WebHack #11 Using Cryptography Safely
Organizing : https://webhack.connpass.com/
Free Admission + Dinner (self-paid)
Using Cryptography Safely
Web apps are using cryptography very often nowadays, but still this is not a simple task. As shown, a whopping 87% of Android apps and 80% of iOS apps analyzed by Veracode were found to have cryptographic issues.
If you're using your language's standard library to encrypt something, you'll suddenly find yourself grappling with arcane choices. Should you use CFB, CBC, CTR or ECB? Should you use PKCS#7 padding? What is an IV and how do you set it's value?
These little choices can easily break your cryptography entirely, even you've chosen a strong cipher. Turning to the web for help, won't save you either. Unfortunately, Stack Overflow answers, blog articles and tutorials are still full of mistakes and bad advice.
There are some good news, though. You can understand how encryption works without understanding all the math behind it. This talk will try to unlock the meaning behind all these confusing terms and help you learn new ideas and write safer code in the same time.
Boaz Yaniv is Software Architect who is passionate about security and cryptography. Linguist and Humanities specialist by training, he found himself working on authentication solutions - first for the Israeli government then for Rakuten, Inc. in Japan - and add to learn a lot about cryptography in the process.
Lightning talk: Overview of JSON Object Signing and Encryption (JOSE)
JSON Object Signing and Encryption (JOSE) WG in IETF standardized mechanism for integrity protection (signature and MAC) and encryption as well as the format for keys and algorithm identifiers to support interoperability of security services for protocols that use the JSON.
There are specifications such as JSON Web Key (JWK), JSON Web Signature (JWS) and JSON Web Encryption (JWE) in JOSE WG. This lightning talk will introduce overview of them.
Masaru Kurahayashi(@kura_lab) is Authentication Technology kuro-obi(黒帯) and CISO-Board in Yahoo! Japan Corporation. He is an engineer and responsible for Identity federation systems such as OAuth and OpenID Connect provided by Yahoo! JAPAN. Also, He works for OpenID Foundation Japan as an evangelist for about four years.

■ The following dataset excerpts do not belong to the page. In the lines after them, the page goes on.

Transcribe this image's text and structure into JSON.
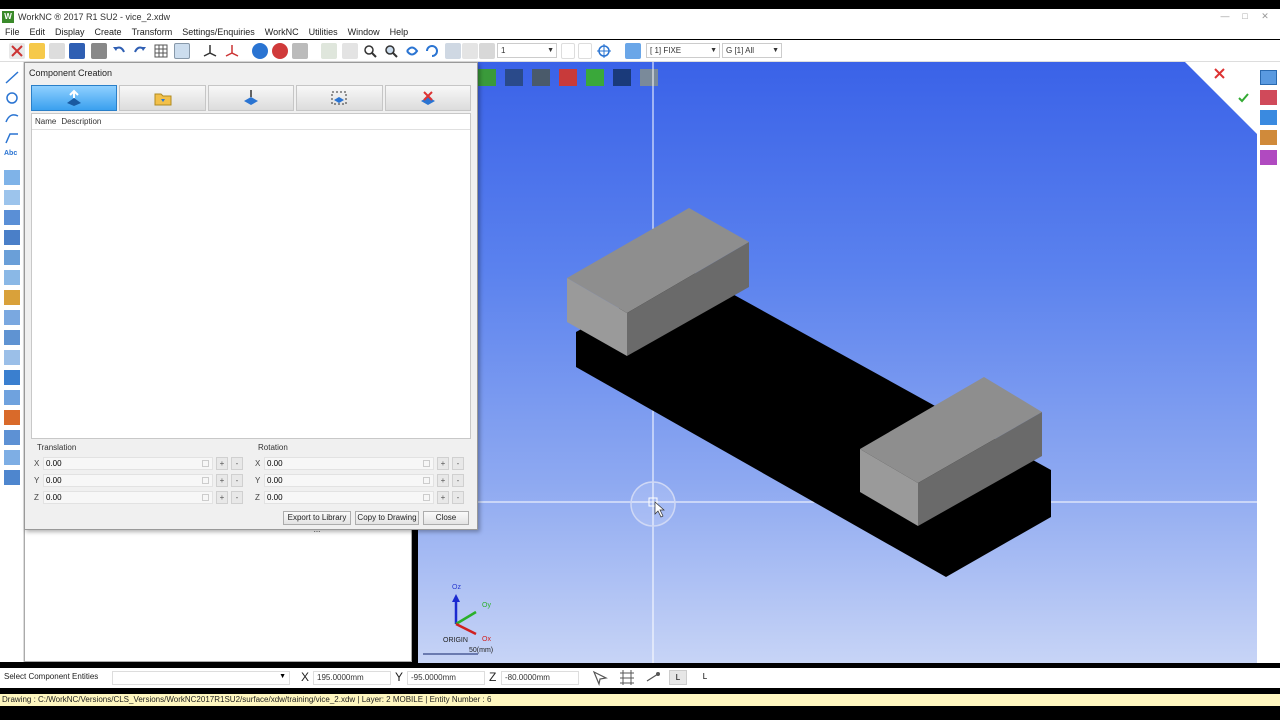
{
  "window": {
    "title": "WorkNC ® 2017 R1 SU2 - vice_2.xdw"
  },
  "menu": [
    "File",
    "Edit",
    "Display",
    "Create",
    "Transform",
    "Settings/Enquiries",
    "WorkNC",
    "Utilities",
    "Window",
    "Help"
  ],
  "toolbar": {
    "entity_field": "1",
    "layer_field": "[ 1] FIXE",
    "group_field": "G [1] All"
  },
  "dialog": {
    "title": "Component Creation",
    "list_columns": [
      "Name",
      "Description"
    ],
    "translation": {
      "label": "Translation",
      "x_label": "X",
      "y_label": "Y",
      "z_label": "Z",
      "x": "0.00",
      "y": "0.00",
      "z": "0.00"
    },
    "rotation": {
      "label": "Rotation",
      "x_label": "X",
      "y_label": "Y",
      "z_label": "Z",
      "x": "0.00",
      "y": "0.00",
      "z": "0.00"
    },
    "buttons": {
      "export": "Export to Library ...",
      "copy": "Copy to Drawing",
      "close": "Close"
    },
    "spin_plus": "+",
    "spin_minus": "-"
  },
  "viewport": {
    "axis": {
      "oz": "Oz",
      "oy": "Oy",
      "ox": "Ox",
      "origin": "ORIGIN",
      "scale": "50(mm)"
    }
  },
  "status": {
    "select_label": "Select Component Entities",
    "x_label": "X",
    "x_value": "195.0000mm",
    "y_label": "Y",
    "y_value": "-95.0000mm",
    "z_label": "Z",
    "z_value": "-80.0000mm",
    "l1": "L",
    "l2": "L"
  },
  "infobar": "Drawing : C:/WorkNC/Versions/CLS_Versions/WorkNC2017R1SU2/surface/xdw/training/vice_2.xdw | Layer: 2 MOBILE | Entity Number : 6",
  "colors": {
    "viewport_top": "#3a62e8",
    "viewport_bottom": "#c7d4f6",
    "active_tab": "#3aa0ef",
    "infobar": "#fff7bf"
  }
}
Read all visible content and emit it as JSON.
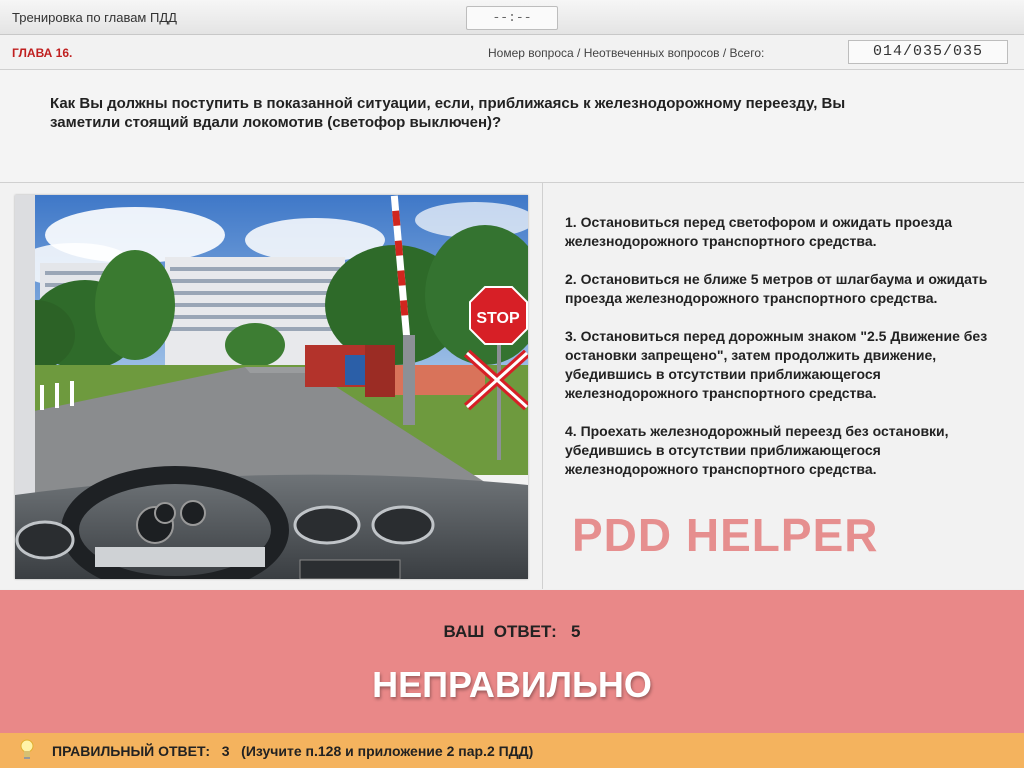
{
  "window": {
    "title": "Тренировка по главам ПДД",
    "timer": "--:--"
  },
  "chapter": {
    "label": "ГЛАВА 16.",
    "counter_label": "Номер вопроса / Неотвеченных вопросов / Всего:",
    "counter_value": "014/035/035"
  },
  "question": {
    "text": "Как Вы должны поступить в показанной ситуации, если, приближаясь к железнодорожному переезду, Вы заметили стоящий вдали локомотив (светофор выключен)?"
  },
  "answers": [
    "1.  Остановиться перед светофором и ожидать проезда железнодорожного транспортного средства.",
    "2.  Остановиться не ближе 5 метров от шлагбаума и ожидать проезда железнодорожного транспортного средства.",
    "3.  Остановиться перед дорожным знаком \"2.5 Движение без остановки запрещено\", затем продолжить движение, убедившись в отсутствии приближающегося железнодорожного транспортного средства.",
    "4.  Проехать железнодорожный переезд без остановки, убедившись в отсутствии приближающегося железнодорожного транспортного средства."
  ],
  "image": {
    "sign_text": "STOP"
  },
  "watermark": "PDD HELPER",
  "result": {
    "your_answer_label": "ВАШ  ОТВЕТ:   5",
    "verdict": "НЕПРАВИЛЬНО",
    "background": "#e98888"
  },
  "correct": {
    "text": "ПРАВИЛЬНЫЙ ОТВЕТ:   3   (Изучите п.128 и приложение 2 пар.2 ПДД)",
    "background": "#f4b35e",
    "icon": "lightbulb-icon"
  }
}
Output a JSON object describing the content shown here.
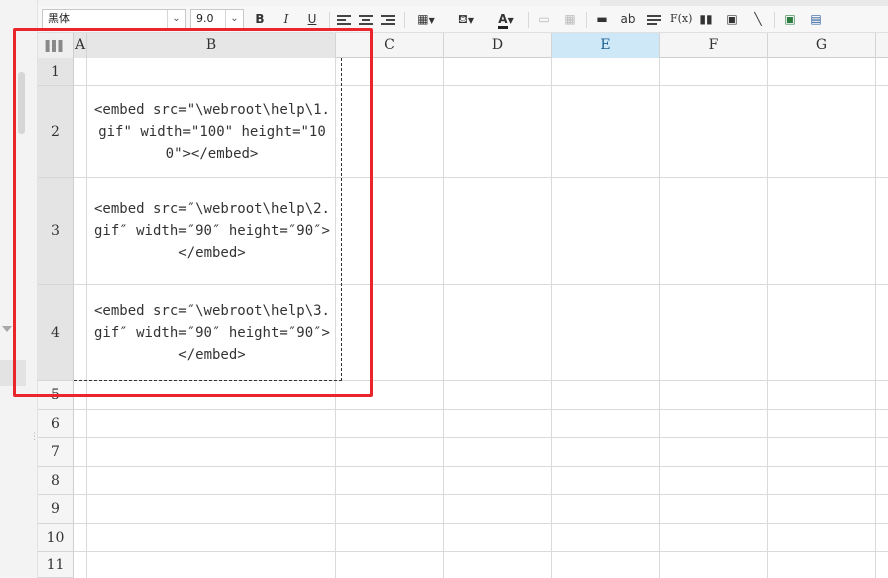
{
  "toolbar": {
    "font_name": "黑体",
    "font_size": "9.0",
    "bold": "B",
    "italic": "I",
    "underline": "U",
    "text_color_letter": "A",
    "strike_label": "ab",
    "formula_label": "F(x)"
  },
  "sheet": {
    "columns": [
      "A",
      "B",
      "C",
      "D",
      "E",
      "F",
      "G"
    ],
    "selected_column": "E",
    "rows": [
      "1",
      "2",
      "3",
      "4",
      "5",
      "6",
      "7",
      "8",
      "9",
      "10",
      "11"
    ],
    "cells": {
      "B2": "<embed src=\"\\webroot\\help\\1.gif\" width=\"100\" height=\"100\"></embed>",
      "B3": "<embed src=″\\webroot\\help\\2.gif″ width=″90″ height=″90″></embed>",
      "B4": "<embed src=″\\webroot\\help\\3.gif″ width=″90″ height=″90″></embed>"
    }
  },
  "colors": {
    "highlight_border": "#e8262b",
    "selected_column_header": "#cfe8f8"
  }
}
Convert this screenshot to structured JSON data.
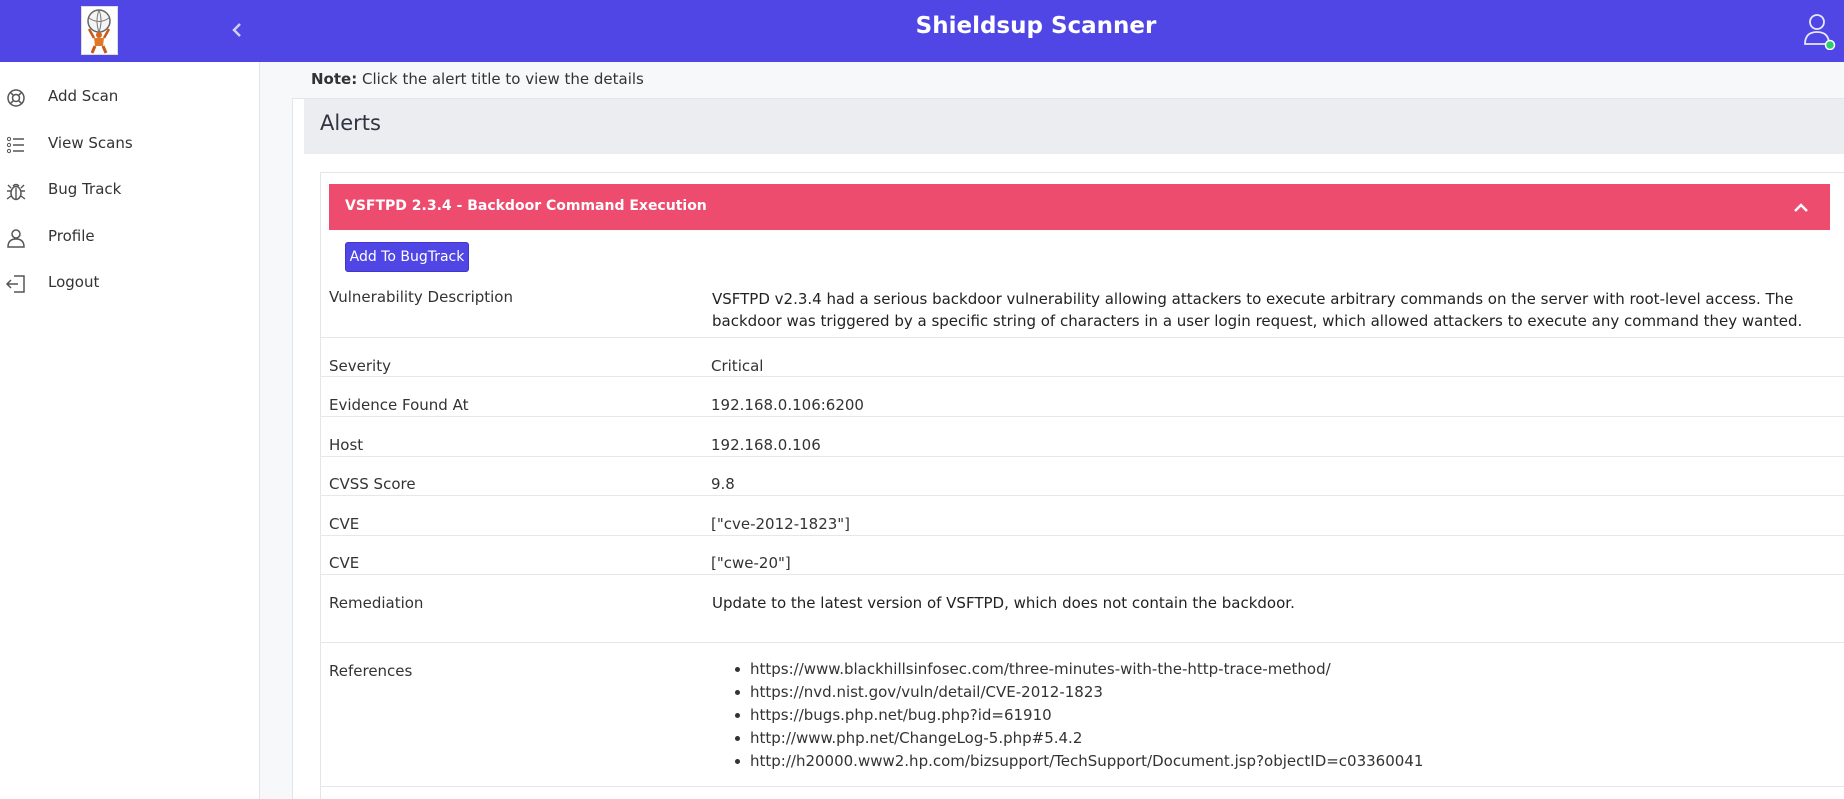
{
  "header": {
    "title": "Shieldsup Scanner",
    "logo_icon": "atlas-logo-icon",
    "collapse_icon": "chevron-left-icon",
    "user_icon": "user-icon",
    "brand_color": "#5046e5"
  },
  "sidebar": {
    "items": [
      {
        "label": "Add Scan",
        "icon": "lifebuoy-icon"
      },
      {
        "label": "View Scans",
        "icon": "list-icon"
      },
      {
        "label": "Bug Track",
        "icon": "bug-icon"
      },
      {
        "label": "Profile",
        "icon": "user-icon"
      },
      {
        "label": "Logout",
        "icon": "logout-icon"
      }
    ]
  },
  "note": {
    "prefix": "Note:",
    "text": " Click the alert title to view the details"
  },
  "alerts": {
    "heading": "Alerts",
    "alert": {
      "title": "VSFTPD 2.3.4 - Backdoor Command Execution",
      "bar_color": "#ee4c6e",
      "toggle_icon": "chevron-up-icon",
      "add_button": "Add To BugTrack",
      "fields": {
        "description": {
          "label": "Vulnerability Description",
          "value": "VSFTPD v2.3.4 had a serious backdoor vulnerability allowing attackers to execute arbitrary commands on the server with root-level access. The backdoor was triggered by a specific string of characters in a user login request, which allowed attackers to execute any command they wanted."
        },
        "severity": {
          "label": "Severity",
          "value": "Critical"
        },
        "evidence": {
          "label": "Evidence Found At",
          "value": "192.168.0.106:6200"
        },
        "host": {
          "label": "Host",
          "value": "192.168.0.106"
        },
        "cvss": {
          "label": "CVSS Score",
          "value": "9.8"
        },
        "cve": {
          "label": "CVE",
          "value": "[\"cve-2012-1823\"]"
        },
        "cwe": {
          "label": "CVE",
          "value": "[\"cwe-20\"]"
        },
        "remediation": {
          "label": "Remediation",
          "value": "Update to the latest version of VSFTPD, which does not contain the backdoor."
        },
        "references": {
          "label": "References"
        }
      },
      "references": [
        "https://www.blackhillsinfosec.com/three-minutes-with-the-http-trace-method/",
        "https://nvd.nist.gov/vuln/detail/CVE-2012-1823",
        "https://bugs.php.net/bug.php?id=61910",
        "http://www.php.net/ChangeLog-5.php#5.4.2",
        "http://h20000.www2.hp.com/bizsupport/TechSupport/Document.jsp?objectID=c03360041"
      ]
    }
  }
}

- 19:00-19:10 Registration
- 19:10-20:00 Presentation from Mr. Boaz Yaniv
- 20:00-20:10 Q&A
- 20:10-20:20 Talk from Mr. Masaru Kurahayashi
- 20:30-22:00 Dinner
Tech Meetup WebHack would like to express the special thanks of gratitude to Yahoo! JAPAN who provide the wonderful venue.
Media View all Media
If you've ever wondered what an https://bitquant.capital/blog/automated-market-maker-what-is-amm/ automated market maker does, this article will help you understand the concept. A market maker is a computer program that makes trades on exchanges on your behalf. These programs usually work by decentralizing the process and letting anyone create a market on the blockchain. A market maker is also known as an exchange's order book. Let's look at a few ways that an automated market maker might help you make trades.
You may have noticed some familiar patterns https://goodcrypto.app/chart-patterns-for-crypto-trading-trading-patterns-explained/ on trading chart patterns. These patterns are usually formed from the upward and downward trend lines meeting. If your stock is trending upward and down, you may see a Bull Flag or a Bear Flag. A bear flag is a bearish market, with a downward breakout. Traders can short the stock to accelerate its depreciation. You can also use symmetrical triangles to trade against a downward trend.